We are entering an era of diversification. The government must go from "wholesale-oriented marketing” to "retail services marketing”. A policy should be “marketable” rather than "packaged well”. This is a lesson the Mao cabinet must learn from the KMT's recent setbacks.

從「包得好」到「賣得掉」談政策行銷
2015-02-10 01:23:26 聯合報 社論

國民黨九合一選舉慘敗,最主要的原因之一是,空有一堆立意良好、包裝宏大的政策,卻因對手的杯葛與中傷而受阻;加上民眾不領情,說得再好聽的政策也賣不掉。面對這種窒礙難行的窘境,毛內閣應該重新思考政策的行銷策略,與其不斷打造推不動的大部頭施政,不如做一些民眾感受得到的實事,也許更易收一新耳目之效。

以商業術語為喻,馬政府一向擅長「批發」,卻拙於「零售」,更拙於「專業行銷」;官員喜歡打造百科全書式的巨型套裝政策,卻怠於處理其間的變數或另類個案。在這種情況下,只要大部頭商品中有一點點瑕疵,遭到對手或異議民眾的批評指摘,缺點不斷被放大,結果整套政策就跟著掛了。從《服貿協議》、《兩岸協議監督條例》、「自由經濟示範區」政策的命運看,無一不是如此;包括高速公路收費員至今抗議不休,三鶯部落自救會、桃園航空城反迫遷的抗爭等,在在顯示執政黨對「零售」這塊的輕忽與漠視。

不可諱言,國家的長遠發展不能沒有大架構的規劃,政策構思也不應流於雞零狗碎、好施小惠式的民粹討巧;那樣的話,一定會迷失方向。但換一個角度看,當台灣社會的發展走到一個重視個人權益、反對公權力怪手無所不包的拐點,在這樣的氛圍下,政府決策若仍然只有「統包」、「批發」的概念,想要以一套簡單的規則要求所有人全部遵從,而不朝更細緻化的「零售」、「客製化」思維調整,勢必會不斷碰到杯葛與抗議,而陷入「撞牆」的困境。

以「自由經濟示範區」政策為例,由於在野黨的杯葛,法案遲遲無法在立院過關,已使台灣把握關鍵優勢發展的契機不斷流失。屏大副教授鄭博文昨天在本報民意論壇版投書,慨嘆如果當初政府先將高雄市劃為「示範區」,就高雄的港市特點率先試行,也許至今已經做出一些成績。然而,政府卻不斷擴張示範區規模,最後膨脹為「六海一空」外加「農業科技園區」;如此一來,不僅造成時日遷延,更因規模宏大、包山包海而致各方意見分歧,無從協調。

其實,自由經濟示範區的擘劃,不可謂不宏大高遠,但它所勾勒的願景不僅遠超乎國會議員的理解和想像,也不是民眾所能一目了然。
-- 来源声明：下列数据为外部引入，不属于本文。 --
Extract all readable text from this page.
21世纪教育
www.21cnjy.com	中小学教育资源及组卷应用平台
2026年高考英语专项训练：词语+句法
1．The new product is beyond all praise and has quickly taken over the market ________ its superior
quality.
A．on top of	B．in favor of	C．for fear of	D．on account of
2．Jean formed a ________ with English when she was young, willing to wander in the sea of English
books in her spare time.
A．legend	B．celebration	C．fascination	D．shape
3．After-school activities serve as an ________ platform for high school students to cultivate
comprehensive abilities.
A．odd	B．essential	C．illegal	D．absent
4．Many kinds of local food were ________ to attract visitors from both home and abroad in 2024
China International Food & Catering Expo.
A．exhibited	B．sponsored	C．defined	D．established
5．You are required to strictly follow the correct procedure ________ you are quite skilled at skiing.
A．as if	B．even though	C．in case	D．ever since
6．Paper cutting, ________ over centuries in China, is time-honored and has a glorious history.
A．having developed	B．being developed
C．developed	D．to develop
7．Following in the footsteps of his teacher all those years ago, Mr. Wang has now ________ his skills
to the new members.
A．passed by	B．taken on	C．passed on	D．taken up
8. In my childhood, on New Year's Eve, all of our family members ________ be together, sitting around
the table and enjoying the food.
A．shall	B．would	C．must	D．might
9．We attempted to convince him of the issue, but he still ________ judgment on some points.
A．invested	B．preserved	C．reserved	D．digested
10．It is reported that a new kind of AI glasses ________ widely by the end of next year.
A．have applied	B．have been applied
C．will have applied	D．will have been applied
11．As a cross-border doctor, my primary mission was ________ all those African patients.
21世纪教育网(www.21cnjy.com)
更嚴重的是,經過層層的法案包裝,它反而成了令人望而生畏的龐然怪物,唯恐其中夾帶著某些利益集團或官員的私心;再加上在野黨的惡意杯葛,這顆包裝精美的金蛋遂根本賣不動。毛內閣最近考慮將示範區條例中的「五大創新重點」化整為零,棄「特別法」回歸原本各自的法規處理,形同跳過「示範區」朝「全島自由化」前進。這也意味,先前兩三年的努力包裝建構,又要全部拆掉重練,這簡直是白忙一場。

自由經濟示範區是國家重大經建政策,但是,「賣不掉」、「推不動」的政策,包裝得再漂亮也沒有用,這是血淋淋的教訓。再以苗栗大埔、三鶯部落、桃園航空城等地的拆遷抗爭為例,凡涉及土地徵收或拆遷民房,無論政府開出的條件多麼優厚,都仍免不了會有少數人持不同態度;不論他們是基於對土地的感情或其他因素,都需要以更細膩的手法個別溝通處理,而非一句「依法行政」便可解決。

政府部門人員辦事,喜歡用一套規則打發所有的問題,聲稱絕對不能「破例」。事實上,隨著公權力威望的「貶值」,對涉及人民權益的事若不抱著「客服」的態度面對,只會引發無窮後患。以溪洲部落社會住宅的興建為例,如果少數原住民確難負擔龐大貸款,新北市府似無必要要求所有住民一律貸款購屋,而可保留一些住宅供其租用,豈不更兩全其美?

再如,張善政三年前初入閣時曾說,「中華電信如果少賺五%到十%,可以減少九成民怨」。只要想想中華電信每月從每個家庭、每個年輕人身上拿走多少錢,人們即不難理解張善政的言下之意。而今年中華電信營收超過二千多億元,員工平均年終獎金達六.六個月,董事長蔡力行宣布要加薪;但是,可以減少「九成民怨」的事,中華電信又做了幾件?

當時代不斷走向多元分化,政府行銷也必須從「批發至上」兼顧「零售服務」。政策「包得好」不如「賣得掉」,這是毛內閣必須從挫折中學到的一課。